Denote $\vct{w} \sim \pd$ to mean the probability of $\vct{w} \left(\prob(\vct{w})\right)$ according to the $\pd$ distribution.
One of the aggregates we desire to compute over the polynomial $\poly(X_1,\ldots, X_\numTup)$ is the expectation, denoted,
\[\expct_{\wVec \sim \pd}\pbox{\poly(\wVec)} = \sum\limits_{\wVec \in \{0, 1\}^\numTup} \poly(\wVec)\cdot \prob(\wVec).\]

A specific probabilistic data model is the Tuple Independent Database (\ti).  This is a database model in which each table is a set of tuples, each of which are independent of one another, and individually occur with a specific probability, $\prob_\tup$.

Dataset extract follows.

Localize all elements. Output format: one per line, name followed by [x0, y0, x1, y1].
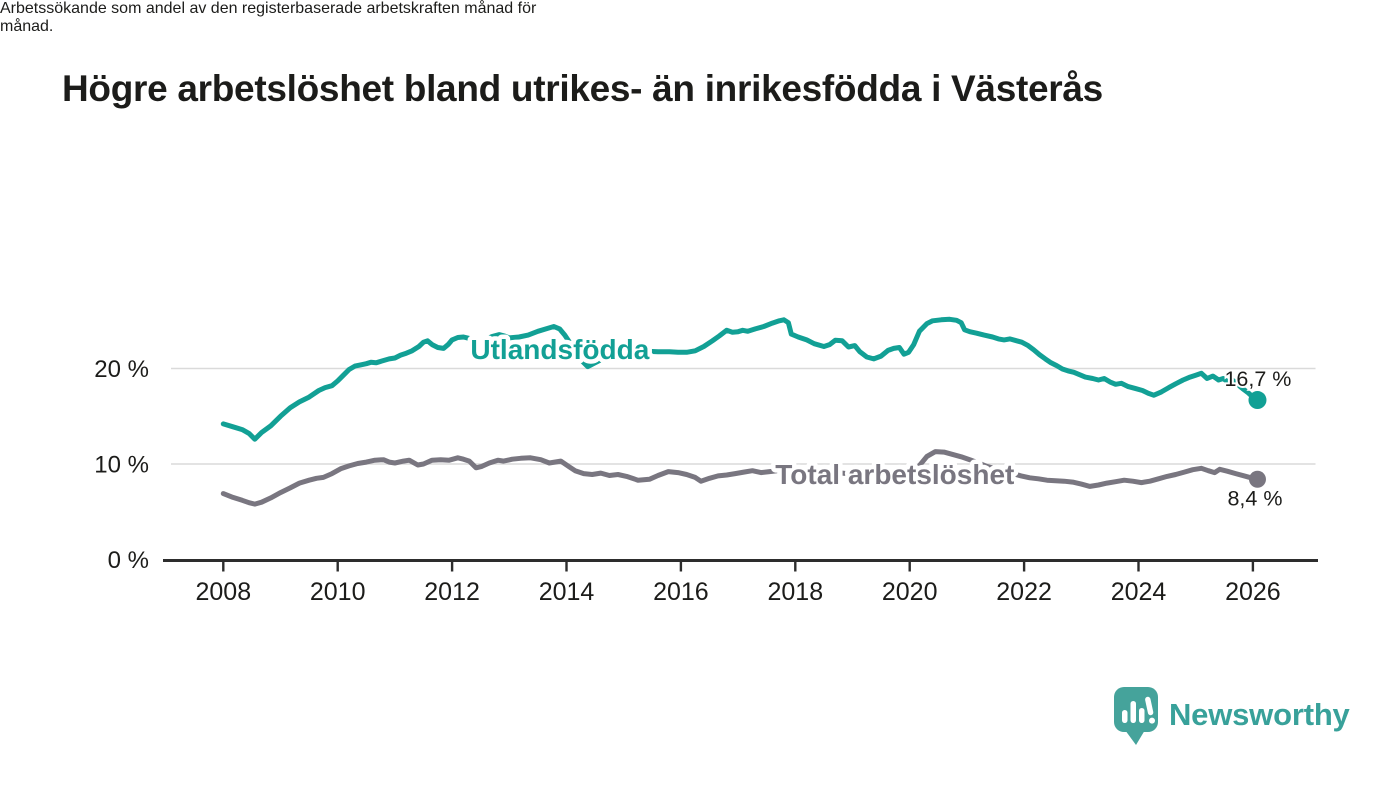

There are features of $\ti$ that we can exploit.  Note that a $\ti$ with $\numTup$ tuples naturally has $2^\numTup$ possible worlds, each of which can be conveniently modeled by an $\numTup$ bit string.  The bit-string world value can be used as an index to determine which tuples are present in the $\wVec$ world.  Given an $\numTup$ vector $\vct{p}$, where the $i^{th}$ element, $\prob_i$ is the probability of the $i^{th}$ tuple, we can then write an equivalent expectation for $\ti$ models,

\[\expct_{\wVec\sim \pd^{\vct{p}}}\pbox{\poly(\wVec)} = \sum\limits_{\wVec \in \{0, 1\}^\numTup} \poly(\wVec)\prod_{\substack{i \in [\numTup]\\ s.t. \wElem_i = 1}}\prob_i \prod_{\substack{i \in [\numTup]\\s.t. w_i = 0}}\left(1 - \prob_i\right).\]